Der heilige Konrad stammte aus dem Geschlecht der Grafen von Altdorf. Seine gottesfürchtigen Eltern übergaben ihn als zarten Knaben dem Bischof Nothing zur Erziehung. Unter den Augen dieses frommen Mannes nahm er wundersam zu an Tugend und Wissenschaft. Das Kriegshandwerk, welches damals die großen Herren sehr liebten, war ihm verhaßt. Im war das in Christus verborgene Leben lieber; daher wählte er den geistlichen Stand, um sich ungeteilt Gott hingeben zu können. Sein eingezogenes Betragen, seine zarte Unschuld, die ihm aus den Augen leuchtete, machte seinem Erzieher die größte Freude; oft ruhte sein Auge mit Wohlgefallen auf dem Antlitz des reinen Jünglings. Als Konrad Priester wurde, ließ ihn der Bischof nicht von seiner Seite; er bediente sich seiner reichen Kenntnisse zur Führung seines Amtes und erhob ihn zu seinem Vikar. Geistlichkeit und Volk war damit zufrieden; Alles liebte ihn wegen seiner Gewissenhaftigkeit und Bescheidenheit.

Inzwischen starb der gottselige Bischof Nothing. Der heilige Ulrich, Bischof von Augsburg, bestattete ihn zur Erde. Nach der Leichenfeier beratschlagte sich die Geistlichkeit über einen Nachfolger. Der heilige Ulrich, dem es um einen würdigen Bischof ging, ordnete deshalb ein dreitägiges Gebet und Fasten an. Als die Wahl vor sich ging, welche der hl. Ulrich leitete, nannte derselbe den Konrad.
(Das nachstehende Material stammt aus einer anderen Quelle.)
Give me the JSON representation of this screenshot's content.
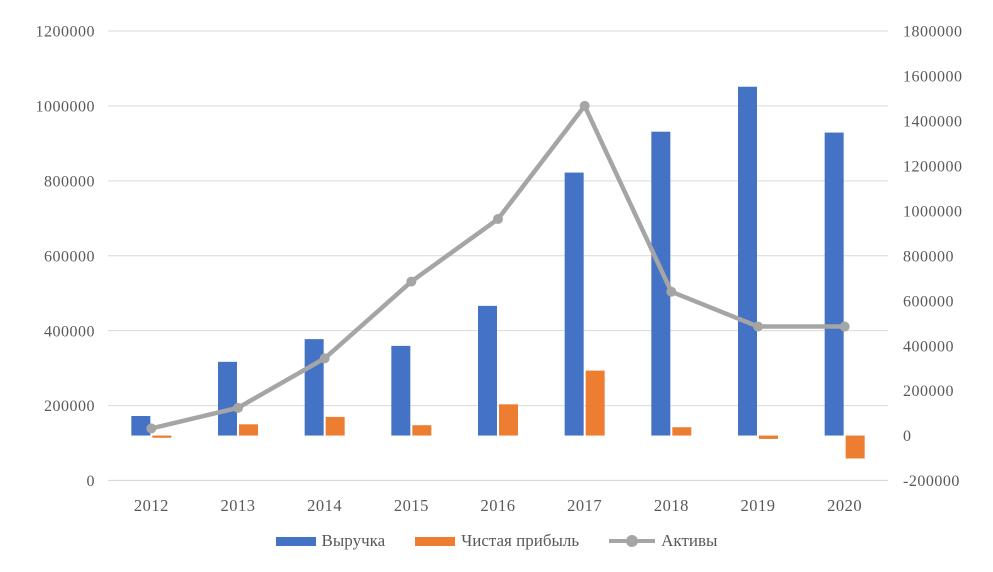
{
  "chart_data": {
    "type": "bar",
    "subtype": "combo-bar-line-dual-axis",
    "categories": [
      "2012",
      "2013",
      "2014",
      "2015",
      "2016",
      "2017",
      "2018",
      "2019",
      "2020"
    ],
    "series": [
      {
        "name": "Выручка",
        "type": "bar",
        "axis": "secondary",
        "color": "#4472C4",
        "values": [
          87000,
          328000,
          429000,
          399000,
          577000,
          1170000,
          1352000,
          1552000,
          1348000
        ]
      },
      {
        "name": "Чистая прибыль",
        "type": "bar",
        "axis": "secondary",
        "color": "#ED7D31",
        "values": [
          -10000,
          50000,
          83000,
          46000,
          139000,
          289000,
          37000,
          -15000,
          -102000
        ]
      },
      {
        "name": "Активы",
        "type": "line",
        "axis": "primary",
        "color": "#A5A5A5",
        "values": [
          139000,
          194000,
          326000,
          531000,
          698000,
          1000000,
          504000,
          411000,
          411000
        ]
      }
    ],
    "axes": {
      "primary": {
        "side": "left",
        "min": 0,
        "max": 1200000,
        "step": 200000,
        "tick_labels": [
          "0",
          "200000",
          "400000",
          "600000",
          "800000",
          "1000000",
          "1200000"
        ]
      },
      "secondary": {
        "side": "right",
        "min": -200000,
        "max": 1800000,
        "step": 200000,
        "tick_labels": [
          "-200000",
          "0",
          "200000",
          "400000",
          "600000",
          "800000",
          "1000000",
          "1200000",
          "1400000",
          "1600000",
          "1800000"
        ]
      }
    },
    "title": "",
    "xlabel": "",
    "ylabel": "",
    "grid": true,
    "gridlines_follow": "primary",
    "legend_position": "bottom"
  },
  "legend": {
    "items": [
      {
        "label": "Выручка",
        "marker": "rect",
        "color": "#4472C4"
      },
      {
        "label": "Чистая прибыль",
        "marker": "rect",
        "color": "#ED7D31"
      },
      {
        "label": "Активы",
        "marker": "line-dot",
        "color": "#A5A5A5"
      }
    ]
  },
  "colors": {
    "bar_revenue": "#4472C4",
    "bar_profit": "#ED7D31",
    "line_assets": "#A5A5A5",
    "tick_text": "#595959",
    "gridline": "#D9D9D9",
    "axis_line": "#D9D9D9",
    "background": "#FFFFFF"
  }
}
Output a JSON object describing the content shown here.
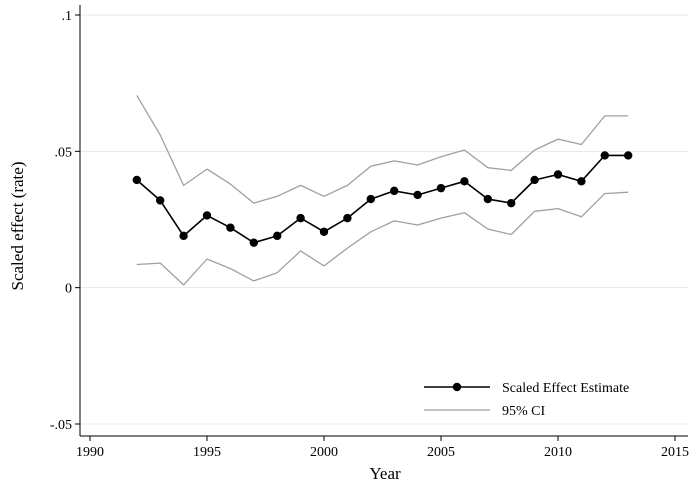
{
  "chart_data": {
    "type": "line",
    "title": "",
    "xlabel": "Year",
    "ylabel": "Scaled effect (rate)",
    "xlim": [
      1990,
      2015
    ],
    "ylim": [
      -0.05,
      0.1
    ],
    "xticks": [
      1990,
      1995,
      2000,
      2005,
      2010,
      2015
    ],
    "xtick_labels": [
      "1990",
      "1995",
      "2000",
      "2005",
      "2010",
      "2015"
    ],
    "yticks": [
      -0.05,
      0,
      0.05,
      0.1
    ],
    "ytick_labels": [
      "-.05",
      "0",
      ".05",
      ".1"
    ],
    "grid": "horizontal",
    "legend_position": "bottom-right",
    "x": [
      1992,
      1993,
      1994,
      1995,
      1996,
      1997,
      1998,
      1999,
      2000,
      2001,
      2002,
      2003,
      2004,
      2005,
      2006,
      2007,
      2008,
      2009,
      2010,
      2011,
      2012,
      2013
    ],
    "series": [
      {
        "name": "Scaled Effect Estimate",
        "color": "#000000",
        "markers": true,
        "values": [
          0.0395,
          0.032,
          0.019,
          0.0265,
          0.022,
          0.0165,
          0.019,
          0.0255,
          0.0205,
          0.0255,
          0.0325,
          0.0355,
          0.034,
          0.0365,
          0.039,
          0.0325,
          0.031,
          0.0395,
          0.0415,
          0.039,
          0.0485,
          0.0485
        ]
      },
      {
        "name": "95% CI",
        "color": "#a0a0a0",
        "markers": false,
        "values": [
          0.0705,
          0.056,
          0.0375,
          0.0435,
          0.038,
          0.031,
          0.0335,
          0.0375,
          0.0335,
          0.0375,
          0.0445,
          0.0465,
          0.045,
          0.048,
          0.0505,
          0.044,
          0.043,
          0.0505,
          0.0545,
          0.0525,
          0.063,
          0.063
        ]
      },
      {
        "name": "",
        "color": "#a0a0a0",
        "markers": false,
        "values": [
          0.0085,
          0.009,
          0.001,
          0.0105,
          0.007,
          0.0025,
          0.0055,
          0.0135,
          0.008,
          0.0145,
          0.0205,
          0.0245,
          0.023,
          0.0255,
          0.0275,
          0.0215,
          0.0195,
          0.028,
          0.029,
          0.026,
          0.0345,
          0.035
        ]
      }
    ],
    "legend": [
      {
        "label": "Scaled Effect Estimate",
        "style": "line-marker",
        "color": "#000000"
      },
      {
        "label": "95% CI",
        "style": "line",
        "color": "#a0a0a0"
      }
    ]
  }
}
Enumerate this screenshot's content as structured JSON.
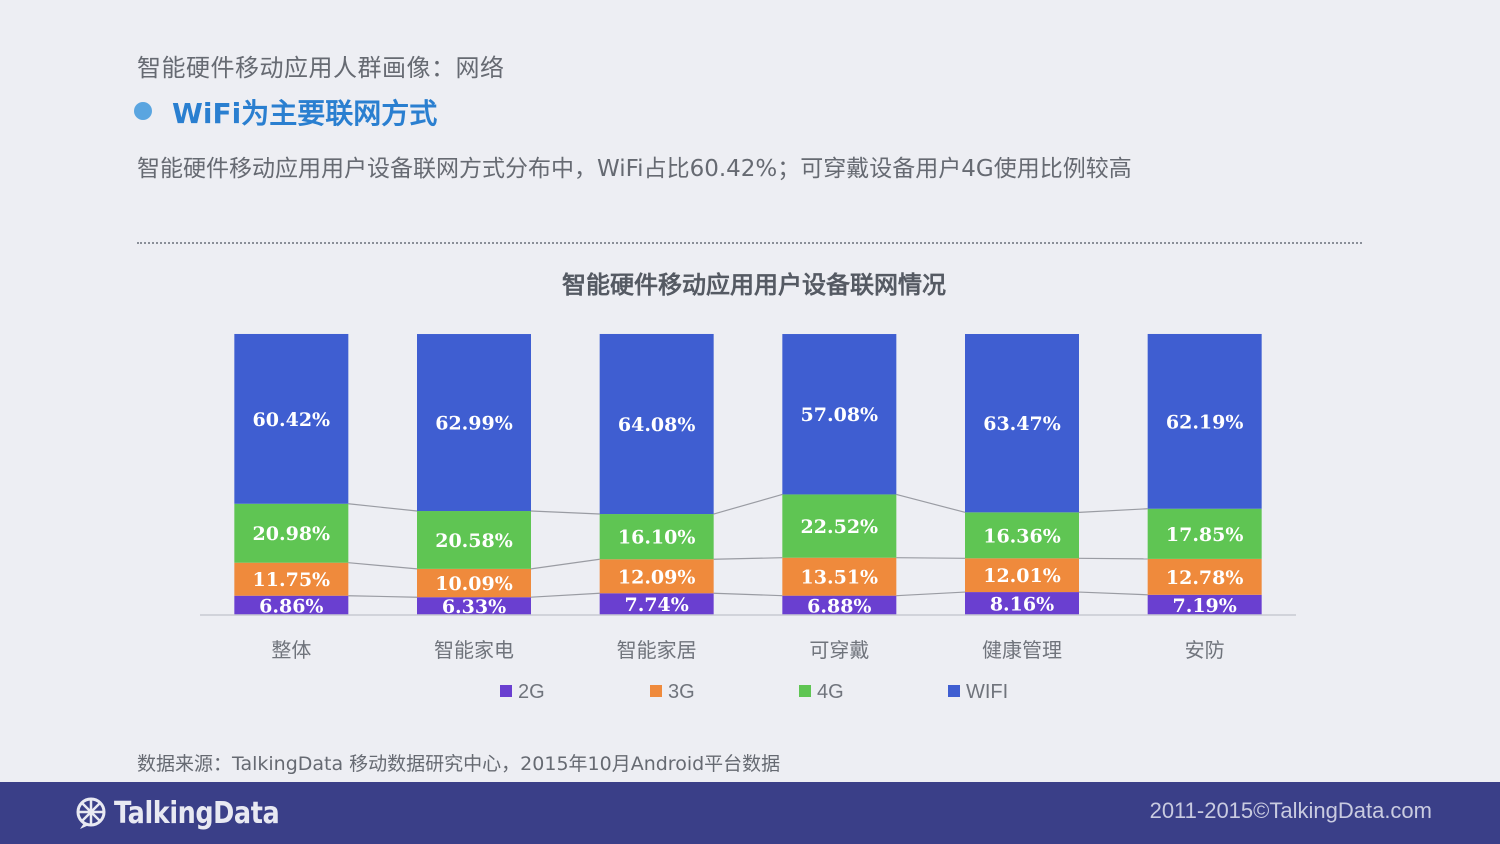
{
  "header": {
    "title": "智能硬件移动应用人群画像：网络",
    "subheading": "WiFi为主要联网方式",
    "summary": "智能硬件移动应用用户设备联网方式分布中，WiFi占比60.42%；可穿戴设备用户4G使用比例较高"
  },
  "chart_data": {
    "type": "bar",
    "stacked": true,
    "title": "智能硬件移动应用用户设备联网情况",
    "categories": [
      "整体",
      "智能家电",
      "智能家居",
      "可穿戴",
      "健康管理",
      "安防"
    ],
    "series": [
      {
        "name": "2G",
        "color": "#6a3fd0",
        "values": [
          6.86,
          6.33,
          7.74,
          6.88,
          8.16,
          7.19
        ]
      },
      {
        "name": "3G",
        "color": "#ef8a3c",
        "values": [
          11.75,
          10.09,
          12.09,
          13.51,
          12.01,
          12.78
        ]
      },
      {
        "name": "4G",
        "color": "#5fc553",
        "values": [
          20.98,
          20.58,
          16.1,
          22.52,
          16.36,
          17.85
        ]
      },
      {
        "name": "WIFI",
        "color": "#3f5ed1",
        "values": [
          60.42,
          62.99,
          64.08,
          57.08,
          63.47,
          62.19
        ]
      }
    ],
    "ylim": [
      0,
      100
    ],
    "value_suffix": "%",
    "legend": "bottom",
    "grid": false,
    "connector_lines": true
  },
  "footer": {
    "source": "数据来源：TalkingData 移动数据研究中心，2015年10月Android平台数据",
    "logo_text": "TalkingData",
    "copyright": "2011-2015©TalkingData.com"
  },
  "colors": {
    "background": "#edeef3",
    "footer_bar": "#3a3f88",
    "accent": "#2a7fd0"
  }
}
Sogleich stimmte ihm Geistlichkeit und Volk einstimmig und mit Freuden bei; nur Konrad trauerte und wollte sich nicht bewegen lassen, eine Würde anzunehmen, der er sich nicht würdig und gewachsen hielt. Letztendlich mußte er den dringenden Bitten des heiligen Ulrich nachgeben und sich zum Bischof weihen lassen. Sein Leben als Bischof verfloß in beständiger Ausübung guter Werke. Dreimal pilgerte er nach Jerusalem, zum Grab des Erlösers. Zu Konstanz baute er drei Kirchen, die er mit frommen Priestern versah. Für die Armen errichtete er ein Spital, worin täglich zur Erinnerung an die zwölf Apostel zwölf Arme gepflegt wurden. Seine Erholung war das Gebet und seine größte Freude geistliche Unterredung mit seinem Freund, dem heiligen Bischof Ulrich. Öfters traf die beiden Heiligen noch die aufgehende Sonne beisammen, so waren sie in ihre Gespräche vertieft.

Mit glühender Andacht las Konrad die heilige Messe. Einst begegnete ihm zu Weihnachten, als er die heilige Messe las, daß eine Spinne von Oben in den Kelch mit dem heiligen Blut herab fiel. Konrad erschrak, trank aber aus Ehrfurcht gegen das hoch heilige Sakrament den Kelch samt der Spinne aus. Beim Mittagessen kroch ihm die Spinne wieder aus dem Mund. Seinen heiligen Wandel belohnte Gott auch durch die Gabe, in die Zukunft zu schauen. Ein frommer Jüngling, mit dem Namen Gebhard, hatte sich eines Tages zufällig auf den bischöflichen Stuhl gesetzt. Als ihn nun der Bischof in dieser Stellung erblickte, lief er vor Scham und Furcht davon. Konrad aber rief ihn zurück und sprach freundlich zu ihm:

„Gebhard! du hast dich zu bald auf meinen Stuhl gesetzt. nach mir wird noch ein anderer den selben einnehmen und dann kommst erst du an die Reihe.”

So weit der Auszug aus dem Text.